Cllr George Crane, Brent Councillor for Regeneration and Major Projects said: “We want this project to help kick start regeneration for the whole of the Willesden area.”
“We are absolutely committed to delivering a top class building for all of the residents in the borough and this is still our intention. Development opportunities like this don’t come along every day and we are quite prepared to delay things if the end result is a better facility for local people. This redevelopment has never been a foregone conclusion as some people have claimed and this extra time for discussion demonstrates that. “
“From the outset we have always been clear that residents were at the heart of this project, it needs to be at no capital cost and result in a quality development – these principles remain unchanged.”

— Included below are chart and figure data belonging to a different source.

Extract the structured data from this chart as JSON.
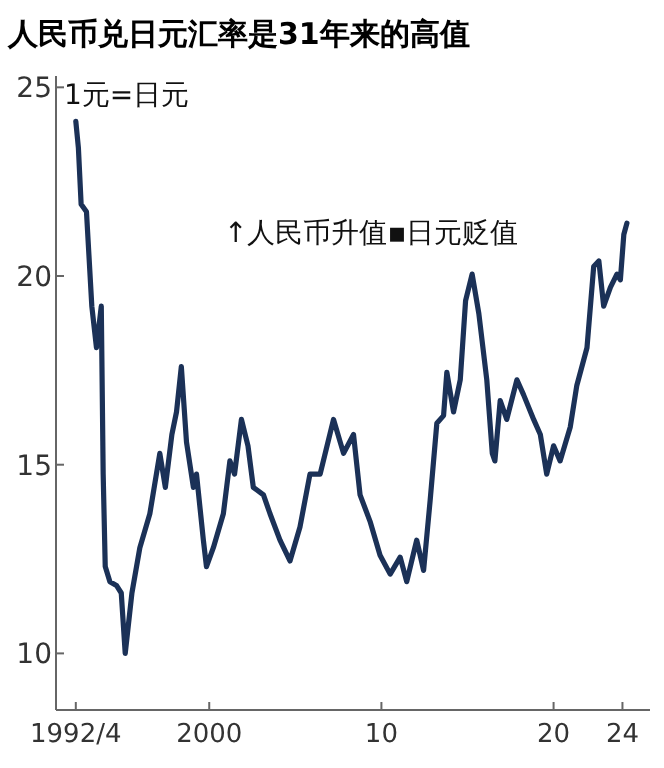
{
  "chart_data": {
    "type": "line",
    "title": "人民币兑日元汇率是31年来的高值",
    "annotations": [
      "1元=日元",
      "↑人民币升值▪日元贬值"
    ],
    "xlim": [
      1991.1,
      2025.6
    ],
    "xticks": [
      {
        "value": 1992.25,
        "label": "1992/4"
      },
      2000,
      {
        "value": 2010,
        "label": "10"
      },
      {
        "value": 2020,
        "label": "20"
      },
      {
        "value": 2024,
        "label": "24"
      }
    ],
    "ylim": [
      8.5,
      25.3
    ],
    "yticks": [
      10,
      15,
      20,
      25
    ],
    "grid": false,
    "marker": "none",
    "line_style": "solid",
    "series": [
      {
        "color": "#1b3157",
        "x": [
          1992.25,
          1992.4,
          1992.56,
          1992.87,
          1993.18,
          1993.45,
          1993.73,
          1993.84,
          1993.96,
          1994.23,
          1994.61,
          1994.89,
          1995.12,
          1995.51,
          1995.97,
          1996.55,
          1997.13,
          1997.45,
          1997.83,
          1998.1,
          1998.38,
          1998.68,
          1999.08,
          1999.26,
          1999.66,
          1999.84,
          2000.24,
          2000.82,
          2001.2,
          2001.47,
          2001.87,
          2002.25,
          2002.56,
          2003.15,
          2003.53,
          2004.11,
          2004.69,
          2005.27,
          2005.85,
          2006.44,
          2007.22,
          2007.8,
          2008.38,
          2008.76,
          2009.34,
          2009.92,
          2010.51,
          2011.09,
          2011.47,
          2012.05,
          2012.45,
          2012.83,
          2013.22,
          2013.61,
          2013.8,
          2014.19,
          2014.58,
          2014.89,
          2015.27,
          2015.66,
          2016.12,
          2016.44,
          2016.59,
          2016.9,
          2017.28,
          2017.87,
          2018.26,
          2018.84,
          2019.23,
          2019.6,
          2020.0,
          2020.38,
          2020.97,
          2021.35,
          2021.94,
          2022.33,
          2022.63,
          2022.91,
          2023.3,
          2023.68,
          2023.88,
          2024.08,
          2024.26
        ],
        "values": [
          24.1,
          23.4,
          21.9,
          21.7,
          19.2,
          18.1,
          19.2,
          14.75,
          12.3,
          11.9,
          11.8,
          11.6,
          10.0,
          11.6,
          12.8,
          13.7,
          15.3,
          14.4,
          15.8,
          16.4,
          17.6,
          15.6,
          14.4,
          14.75,
          13.0,
          12.3,
          12.8,
          13.7,
          15.1,
          14.75,
          16.2,
          15.5,
          14.4,
          14.2,
          13.7,
          13.0,
          12.45,
          13.35,
          14.75,
          14.75,
          16.2,
          15.3,
          15.8,
          14.2,
          13.5,
          12.6,
          12.1,
          12.55,
          11.9,
          13.0,
          12.2,
          14.05,
          16.1,
          16.3,
          17.45,
          16.4,
          17.25,
          19.35,
          20.05,
          19.0,
          17.25,
          15.3,
          15.1,
          16.7,
          16.2,
          17.25,
          16.85,
          16.2,
          15.8,
          14.75,
          15.5,
          15.1,
          16.0,
          17.1,
          18.1,
          20.25,
          20.4,
          19.2,
          19.7,
          20.05,
          19.9,
          21.1,
          21.4
        ]
      }
    ]
  }
}
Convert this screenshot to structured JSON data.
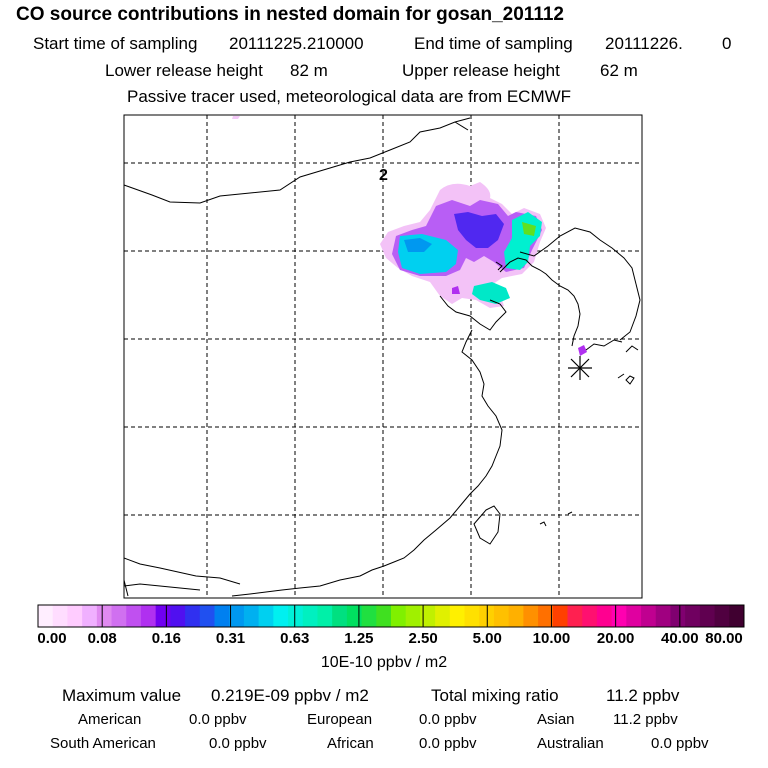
{
  "header": {
    "title": "CO  source contributions in nested domain for gosan_201112",
    "start_label": "Start time of sampling",
    "start_value": "20111225.210000",
    "end_label": "End time of sampling",
    "end_value": "20111226.",
    "end_value_extra": "0",
    "lower_label": "Lower release height",
    "lower_value": "82 m",
    "upper_label": "Upper release height",
    "upper_value": "62 m",
    "passive": "Passive tracer used, meteorological data are from ECMWF"
  },
  "map": {
    "grid_label": "2",
    "station_marker": "gosan station (star)"
  },
  "legend": {
    "ticks": [
      "0.00",
      "0.08",
      "0.16",
      "0.31",
      "0.63",
      "1.25",
      "2.50",
      "5.00",
      "10.00",
      "20.00",
      "40.00",
      "80.00"
    ],
    "colors": [
      "#ffeeff",
      "#ffddff",
      "#ffccff",
      "#f0b0ff",
      "#e08af0",
      "#d070f0",
      "#c050f0",
      "#b030f0",
      "#7000f0",
      "#5010f0",
      "#3030f0",
      "#2050f0",
      "#0080f0",
      "#0098f0",
      "#00b0f0",
      "#00d0f0",
      "#00f0f0",
      "#00f0d8",
      "#00f0c0",
      "#00f0a8",
      "#00e080",
      "#00e060",
      "#20e040",
      "#40e020",
      "#80f000",
      "#a0f000",
      "#c0f000",
      "#e0f000",
      "#fff000",
      "#ffe000",
      "#ffd000",
      "#ffc000",
      "#ffb000",
      "#ff9000",
      "#ff7000",
      "#ff4000",
      "#ff2050",
      "#ff1070",
      "#ff0090",
      "#ff00b0",
      "#e000a0",
      "#c00090",
      "#a00080",
      "#800070",
      "#700060",
      "#600050",
      "#500040",
      "#400030"
    ],
    "units": "10E-10 ppbv / m2"
  },
  "stats": {
    "max_label": "Maximum value",
    "max_value": "0.219E-09 ppbv / m2",
    "total_label": "Total mixing ratio",
    "total_value": "11.2 ppbv",
    "regions": [
      {
        "name": "American",
        "value": "0.0 ppbv"
      },
      {
        "name": "European",
        "value": "0.0 ppbv"
      },
      {
        "name": "Asian",
        "value": "11.2 ppbv"
      },
      {
        "name": "South American",
        "value": "0.0 ppbv"
      },
      {
        "name": "African",
        "value": "0.0 ppbv"
      },
      {
        "name": "Australian",
        "value": "0.0 ppbv"
      }
    ]
  }
}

Tony Blackburn, Land Director at Galliford Try, added: “This will be a landmark building serving the local community. As such, we want to ensure that we get it absolutely right and that what we deliver reflects the aspirations of the community, and in particular of those who will use its outstanding facilities. If it takes a little more time, then it will be worth it”.
Details about the consultation and engagement events will be publicised in due course.
It was disappointing to see local MP Sarah Teather “saddened” at the Council’s plans to regenerate Willesden High Road. The new Library and Cultural Centre will be a major Civic building in the southern part of Brent and a major boost to the regeneration of the area for business, shops and residents.
Both Willesden Bookshop and BIAS will be assisted by the Council to find alternative accommodation in the High Road, in one of the many empty shops. The Council has also approved a detailed interim delivery strategy for the Library, Museum and Archive during the rebuilding period. The Customer contact point will be temporarily re located to the Job Centre in Harlesden a short bus ride away. Adequate study space is being planned at a number of locations in the vicinity. Local Liberal democrat Councillors are very supportive of the plans and see the potential long term benefits for the area.
What is of more interest is the deafening silence from Sarah Teather at the devastating news that London Mayor Boris Johnson has rejected Brent’s bid for 1.6 million pounds to continue the regeneration work in Willesden. Last year the Council implemented a very successful project “New Windows on Willesden”. The rejected Brent bid was for this project to continue during 2012. I hope the Brent Central MP will join me and Navin Shah Brent London Assembly member in asking Boris Johnson to reconsider Brent’s bid.
At a Council meeting last November the Coalition parties made much of the Mayor of London’s Outer London Regeneration Fund so it comes as some surprise to see that both of Brent Council’s bids have been denied. Brent’s Lead Member for Regeneration and Economic Development, Cllr George Crane has expressed his disbelief that the Mayor has chosen to ignore the needs of Outer London’s most diverse borough.
Brent put in a bid for 1.65 million to continue the successful work started in Willesden High Road in an earlier bid agreed last year. The bid would have helped transform Willesden Green High Road by renting some empty shop units on a long-term basis. These would be used by emerging businesses to help employment and skills of local people. The other part of the bid was to improve the area around the Willesden Green Library centre and make it a focal point to showcase local creative talent. (For more info on Willesden project see http://willesdenwindows.com )
The second bid was for 1.8 million for Ealing Road between Wembley Central and Alperton. The programme was designed to promote Ealing Road to deliver physical, economic social and cultural benefits to Ealing Road, Wembley and Brent.
Ealing Road is already attracting high visitor numbers from around London and beyond with its unique style of Indian shopping experience.
Cllr Crane said
”All our neighbouring Boroughs have received money and it is difficult to understand why Brent has been singled out to have both projects rejected..
I will be asking Navin Shah, Brent’s London Assembly Member to raise this with Mayor Johnson and ask him to reconsider both Brent’s bids.”